The installation of additional police in Urbana High and Middle Schools is not in alignment with this right. A police presence does not promote understanding, tolerance or peace, but instead impedes it. The use of police as authoritative figures demolishes the development of understanding in conflicts, because they represent a position of power that can overpower any cooperative talking. They will prevent students from building the tolerance and communication skills necessary for a healthy society. As a student I am intimidated by police and am less likely to try and take part in dialogue under police supervision, because their presence says to me, “if you make a mistake there could be legal consequences.” This climate of fear is clearly not compatible with the vision of education described in the Declaration of Human Rights.
Some argue that an additional police presence in the schools is the best way Urbana can protect access to education. I understand the desire to keep children safe. The right to life and security is also a part of the UN declaration. But this view sees education as a privilege to be earned, however, not a right, and what this approach ignores is the role of social and class standing in one’s perception of that police presence.
Armed police do not instill a sense of safety in all; race and class play a role in how students react to police. Many children, including myself, are afraid of the police. If and when I saw a police officer in the halls of Urbana High School I would become nervous and wonder what was happening that brought the police to school. That same police presence might bring a sense of security to some parents who are comforted by the symbol of authority sent into the school to keep their child safe—but at what cost to another parent’s child?
Last year, when the police showed up at Urbana High to deal with the fight, not a single student in the class I was in felt safer with the police there. We were all more afraid. “What could have happened to cause so many police to show up to our school?” A police presence will only contribute to eroding social trust.
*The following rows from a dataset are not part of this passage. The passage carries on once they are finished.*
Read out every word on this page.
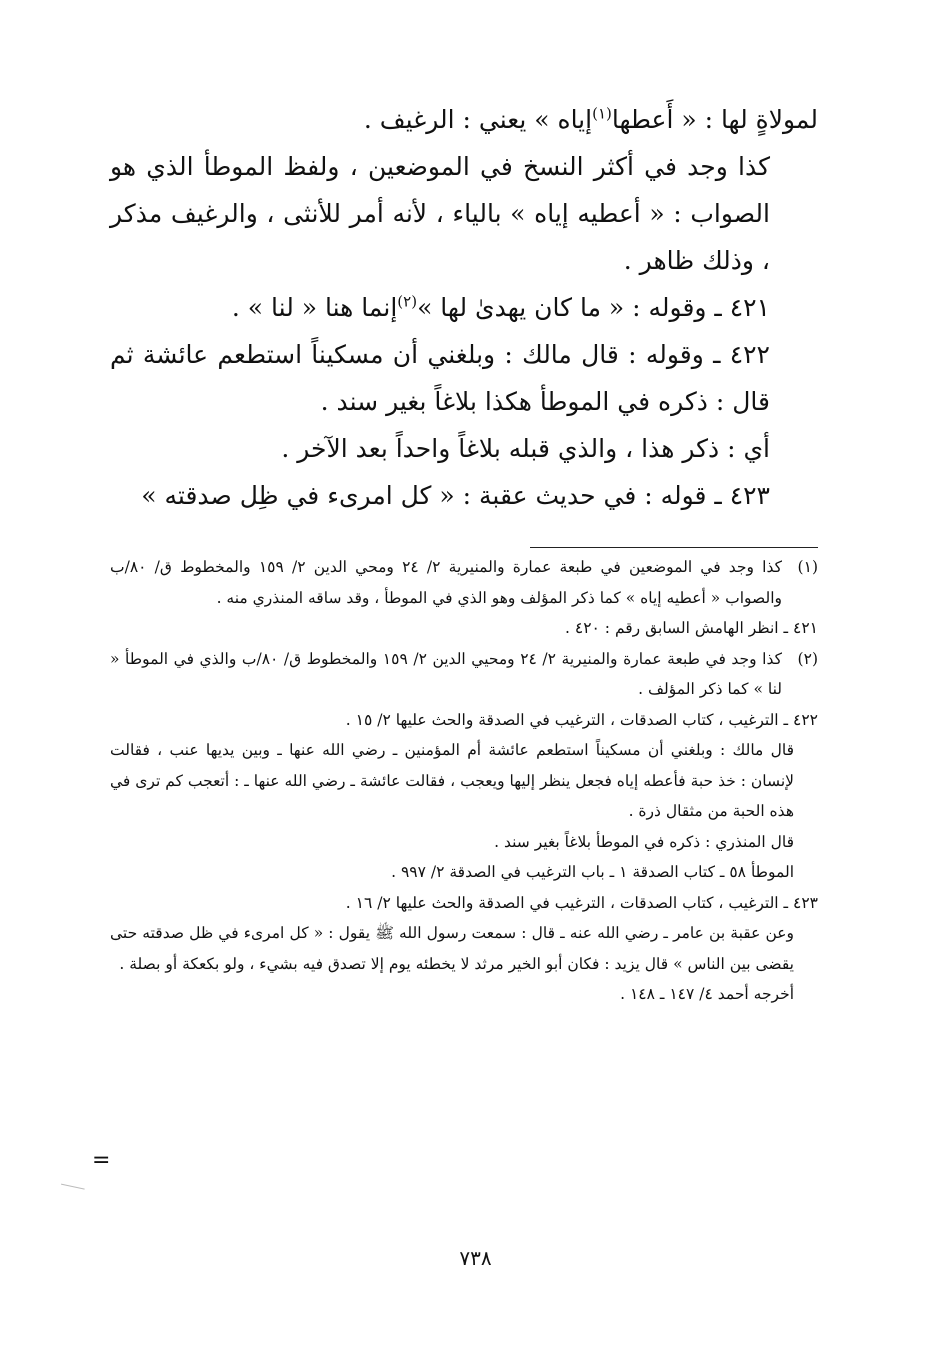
لمولاةٍ لها : « أَعطها$^{(١)}$إياه » يعني : الرغيف .

كذا وجد في أكثر النسخ في الموضعين ، ولفظ الموطأ الذي هو الصواب : « أعطيه إياه » بالياء ، لأنه أمر للأنثى ، والرغيف مذكر ، وذلك ظاهر .

٤٢١ ـ وقوله : « ما كان يهدىٰ لها »$^{(٢)}$إنما هنا « لنا » .

٤٢٢ ـ وقوله : قال مالك : وبلغني أن مسكيناً استطعم عائشة ثم قال : ذكره في الموطأ هكذا بلاغاً بغير سند .

أي : ذكر هذا ، والذي قبله بلاغاً واحداً بعد الآخر .

٤٢٣ ـ قوله : في حديث عقبة : « كل امرىء في ظِل صدقته »

(١)
كذا وجد في الموضعين في طبعة عمارة والمنيرية ٢/ ٢٤ ومحي الدين ٢/ ١٥٩ والمخطوط ق/ ٨٠/ب والصواب « أعطيه إياه » كما ذكر المؤلف وهو الذي في الموطأ ، وقد ساقه المنذري منه .

٤٢١ ـ انظر الهامش السابق رقم : ٤٢٠ .

(٢)
كذا وجد في طبعة عمارة والمنيرية ٢/ ٢٤ ومحيي الدين ٢/ ١٥٩ والمخطوط ق/ ٨٠/ب والذي في الموطأ « لنا » كما ذكر المؤلف .

٤٢٢ ـ الترغيب ، كتاب الصدقات ، الترغيب في الصدقة والحث عليها ٢/ ١٥ .

قال مالك : وبلغني أن مسكيناً استطعم عائشة أم المؤمنين ـ رضي الله عنها ـ وبين يديها عنب ، فقالت لإنسان : خذ حبة فأعطه إياه فجعل ينظر إليها ويعجب ، فقالت عائشة ـ رضي الله عنها ـ : أتعجب كم ترى في هذه الحبة من مثقال ذرة .

قال المنذري : ذكره في الموطأ بلاغاً بغير سند .

الموطأ ٥٨ ـ كتاب الصدقة ١ ـ باب الترغيب في الصدقة ٢/ ٩٩٧ .

٤٢٣ ـ الترغيب ، كتاب الصدقات ، الترغيب في الصدقة والحث عليها ٢/ ١٦ .

وعن عقبة بن عامر ـ رضي الله عنه ـ قال : سمعت رسول الله ﷺ يقول : « كل امرىء في ظل صدقته حتى يقضى بين الناس » قال يزيد : فكان أبو الخير مرثد لا يخطئه يوم إلا تصدق فيه بشيء ، ولو بكعكة أو بصلة .

أخرجه أحمد ٤/ ١٤٧ ـ ١٤٨ .

=
٧٣٨
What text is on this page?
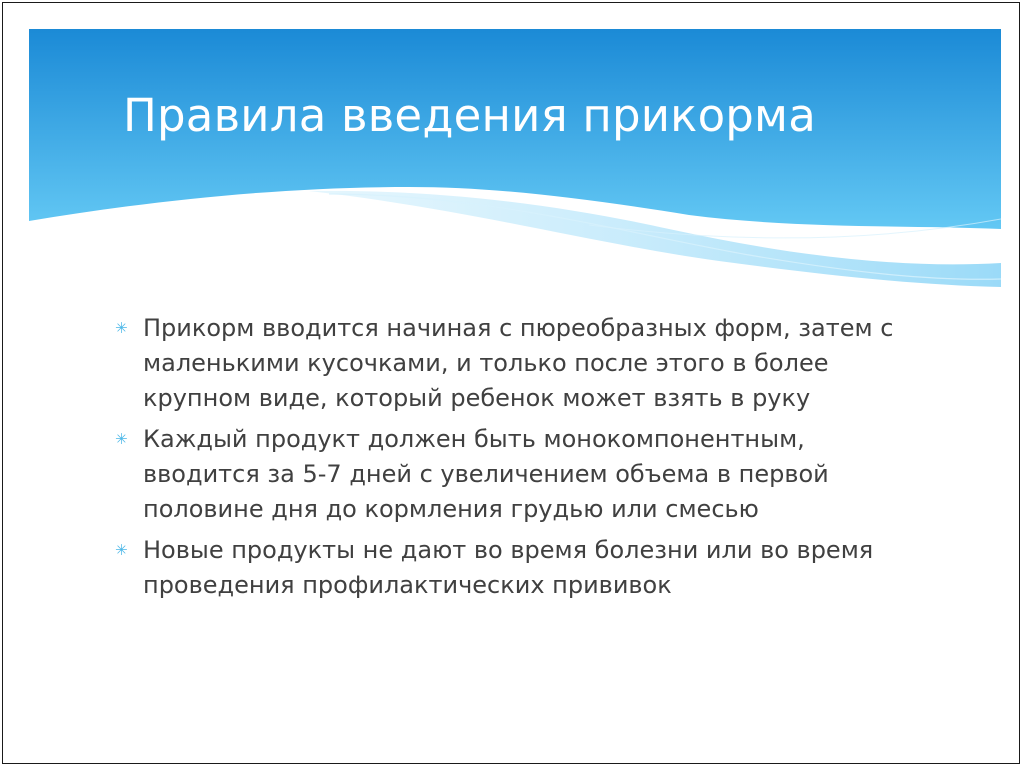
Правила введения прикорма
✳ Прикорм вводится начиная с пюреобразных форм, затем с маленькими кусочками, и только после этого в более крупном виде, который ребенок может взять в руку
✳ Каждый продукт должен быть монокомпонентным, вводится за 5-7 дней с увеличением объема в первой половине дня до кормления грудью или смесью
✳ Новые продукты не дают во время болезни или во время проведения профилактических прививок
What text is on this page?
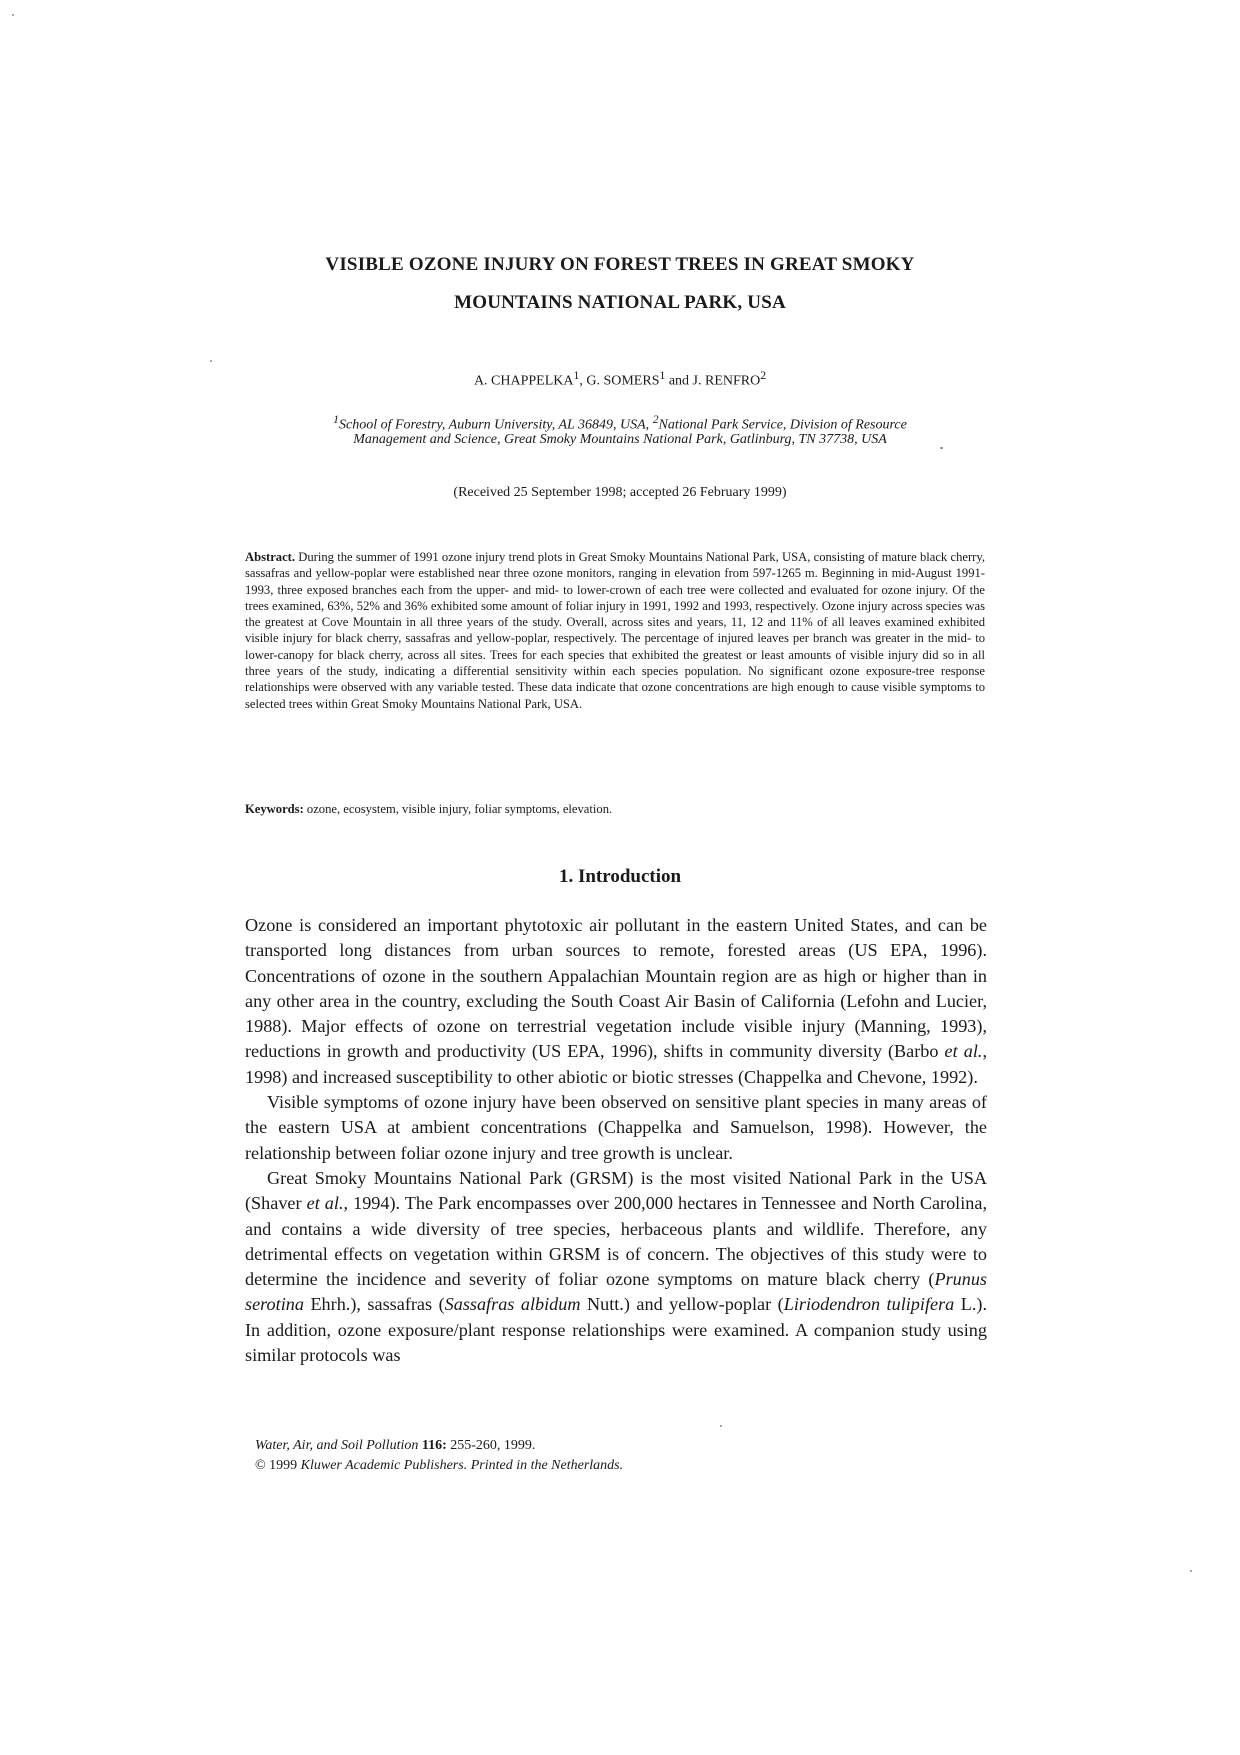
VISIBLE OZONE INJURY ON FOREST TREES IN GREAT SMOKY
MOUNTAINS NATIONAL PARK, USA
A. CHAPPELKA$^1$, G. SOMERS$^1$ and J. RENFRO$^2$
$^1$School of Forestry, Auburn University, AL 36849, USA, $^2$National Park Service, Division of Resource
Management and Science, Great Smoky Mountains National Park, Gatlinburg, TN 37738, USA
(Received 25 September 1998; accepted 26 February 1999)
Abstract. During the summer of 1991 ozone injury trend plots in Great Smoky Mountains National Park, USA, consisting of mature black cherry, sassafras and yellow-poplar were established near three ozone monitors, ranging in elevation from 597-1265 m. Beginning in mid-August 1991-1993, three exposed branches each from the upper- and mid- to lower-crown of each tree were collected and evaluated for ozone injury. Of the trees examined, 63%, 52% and 36% exhibited some amount of foliar injury in 1991, 1992 and 1993, respectively. Ozone injury across species was the greatest at Cove Mountain in all three years of the study. Overall, across sites and years, 11, 12 and 11% of all leaves examined exhibited visible injury for black cherry, sassafras and yellow-poplar, respectively. The percentage of injured leaves per branch was greater in the mid- to lower-canopy for black cherry, across all sites. Trees for each species that exhibited the greatest or least amounts of visible injury did so in all three years of the study, indicating a differential sensitivity within each species population. No significant ozone exposure-tree response relationships were observed with any variable tested. These data indicate that ozone concentrations are high enough to cause visible symptoms to selected trees within Great Smoky Mountains National Park, USA.
Keywords: ozone, ecosystem, visible injury, foliar symptoms, elevation.
1. Introduction

Ozone is considered an important phytotoxic air pollutant in the eastern United States, and can be transported long distances from urban sources to remote, forested areas (US EPA, 1996). Concentrations of ozone in the southern Appalachian Mountain region are as high or higher than in any other area in the country, excluding the South Coast Air Basin of California (Lefohn and Lucier, 1988). Major effects of ozone on terrestrial vegetation include visible injury (Manning, 1993), reductions in growth and productivity (US EPA, 1996), shifts in community diversity (Barbo et al., 1998) and increased susceptibility to other abiotic or biotic stresses (Chappelka and Chevone, 1992).

Visible symptoms of ozone injury have been observed on sensitive plant species in many areas of the eastern USA at ambient concentrations (Chappelka and Samuelson, 1998). However, the relationship between foliar ozone injury and tree growth is unclear.

Great Smoky Mountains National Park (GRSM) is the most visited National Park in the USA (Shaver et al., 1994). The Park encompasses over 200,000 hectares in Tennessee and North Carolina, and contains a wide diversity of tree species, herbaceous plants and wildlife. Therefore, any detrimental effects on vegetation within GRSM is of concern. The objectives of this study were to determine the incidence and severity of foliar ozone symptoms on mature black cherry (Prunus serotina Ehrh.), sassafras (Sassafras albidum Nutt.) and yellow-poplar (Liriodendron tulipifera L.). In addition, ozone exposure/plant response relationships were examined. A companion study using similar protocols was

Water, Air, and Soil Pollution 116: 255-260, 1999.
© 1999 Kluwer Academic Publishers. Printed in the Netherlands.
I had an excellent education through the Urbana schools, and I look back on my time there fondly. However, I realize that not everyone had the same opportunities as I did, and I am incredibly privileged and fortunate to have gotten such a strong education. I believe that Urbana schools can offer the same caliber of education I received to every student, but I do not believe that creating a sense of fear in students by adding more police to schools will support this. Students have a right to schools that promote learning, not fear.
Cara Munro is a graduate of Urbana High School, now studying marine biology at the University of California, Santa Cruz.